La décision de l'Union européenne de vouloir faire participer les grands acteurs du numérique au coût des infrastructures interroge les défenseurs de la neutralité du Net.
Thierry Breton, le commissaire européen chargé du marché intérieur, a annoncé que les grandes plateformes numériques devraient participer au coût des infrastructures de télécommunications à partir de la fin de l'année. Si cette décision peut être justifiée par des raisons d'équité, celles-ci représentant plus de 50 % de la bande passante mondiale, elle pourrait remettre en cause la neutralité du Net, pourtant consacrée dans l'Union européenne.
Qu'est-ce que la neutralité du Net ?
La neutralité du Net, l'un des principes fondateurs d'Internet tel qu'il a été pensé, est le principe selon lequel tous les contenus et tous les utilisateurs doivent pouvoir bénéficier équitablement de ses infrastructures. Cela signifie notamment que les fournisseurs ont l'obligation de traiter tout le trafic de façon égale et sans discrimination.
Ce principe, qui est loin d'être respecté partout dans le monde, est censé être appliqué dans l'Union européenne depuis 2015 et l'adoption d'un règlement relatif à l'Internet ouvert. La Cour de justice européenne l'a même consacré dans un arrêt du mardi 15 septembre 2020. Dans les faits, cet arrêt interdit à tout fournisseur d'accès internet de privilégier certains services si leurs concurrents sont bloqués ou limités.
Les géants du numérique vont devoir mettre la main à la poche : quid de la neutralité du Net ?
Cette décision de l'Union européenne en a donc surpris plus d'un, car l'obligation de participation aux infrastructures appliquée uniquement à certains acteurs constitue une différenciation nette par rapport aux plus petites plateformes. Et s'il existe déjà des exceptions permettant une discrimination d'accès pour certains services, ces règles sont précises et bien cadrées. Un précédent arrêt de la CJE avait d'ailleurs précisément statué sur l'interdiction d'un traitement différencié pour des raisons purement commerciales.
Si cette décision venait à être appliquée se poserait une autre question : est-il concevable que les quelques plateformes concernées acceptent de payer sans aucune contrepartie ? Ou cet accroc dans la neutralité du Net leur permettrait-il d'exiger un traitement préférentiel de leurs propres services ?

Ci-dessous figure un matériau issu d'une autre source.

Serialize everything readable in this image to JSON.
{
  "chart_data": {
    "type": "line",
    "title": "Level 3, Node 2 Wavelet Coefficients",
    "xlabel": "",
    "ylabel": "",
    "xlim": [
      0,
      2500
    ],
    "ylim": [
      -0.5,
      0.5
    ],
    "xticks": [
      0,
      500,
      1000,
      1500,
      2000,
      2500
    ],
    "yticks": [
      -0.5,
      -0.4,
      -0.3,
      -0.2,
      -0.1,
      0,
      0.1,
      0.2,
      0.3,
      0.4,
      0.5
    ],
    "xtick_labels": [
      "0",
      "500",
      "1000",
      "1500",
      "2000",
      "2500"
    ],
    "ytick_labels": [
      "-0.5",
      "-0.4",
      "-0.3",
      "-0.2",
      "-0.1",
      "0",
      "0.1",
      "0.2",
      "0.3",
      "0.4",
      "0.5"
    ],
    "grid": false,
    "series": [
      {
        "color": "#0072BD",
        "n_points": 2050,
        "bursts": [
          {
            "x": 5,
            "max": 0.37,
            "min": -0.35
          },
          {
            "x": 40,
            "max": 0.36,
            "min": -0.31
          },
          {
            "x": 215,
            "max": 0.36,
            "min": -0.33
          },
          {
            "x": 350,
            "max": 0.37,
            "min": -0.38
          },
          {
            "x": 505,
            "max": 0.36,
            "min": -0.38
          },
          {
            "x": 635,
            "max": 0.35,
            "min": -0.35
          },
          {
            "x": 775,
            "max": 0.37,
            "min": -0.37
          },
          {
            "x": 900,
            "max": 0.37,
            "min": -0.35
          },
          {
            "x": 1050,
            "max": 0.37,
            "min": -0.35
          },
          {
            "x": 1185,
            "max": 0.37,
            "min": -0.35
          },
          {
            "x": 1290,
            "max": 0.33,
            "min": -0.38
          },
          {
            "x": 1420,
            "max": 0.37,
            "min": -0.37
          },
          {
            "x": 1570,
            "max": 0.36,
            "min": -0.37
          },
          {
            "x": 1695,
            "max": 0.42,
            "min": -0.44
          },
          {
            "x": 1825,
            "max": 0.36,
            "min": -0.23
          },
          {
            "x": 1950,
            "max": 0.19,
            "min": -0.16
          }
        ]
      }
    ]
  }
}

Thierry Breton se justifie ainsi : « Les règles en place depuis vingt ans s'essoufflent et les opérateurs n'ont plus le bon retour sur leurs investissements. Il est nécessaire de réorganiser la juste rémunération des réseaux ». Reste donc à voir si ce revirement est une mise à jour nécessaire de règles vieillissantes ou, au contraire, un abandon par l'Union européenne d'un principe qu'elle s'était elle-même imposée.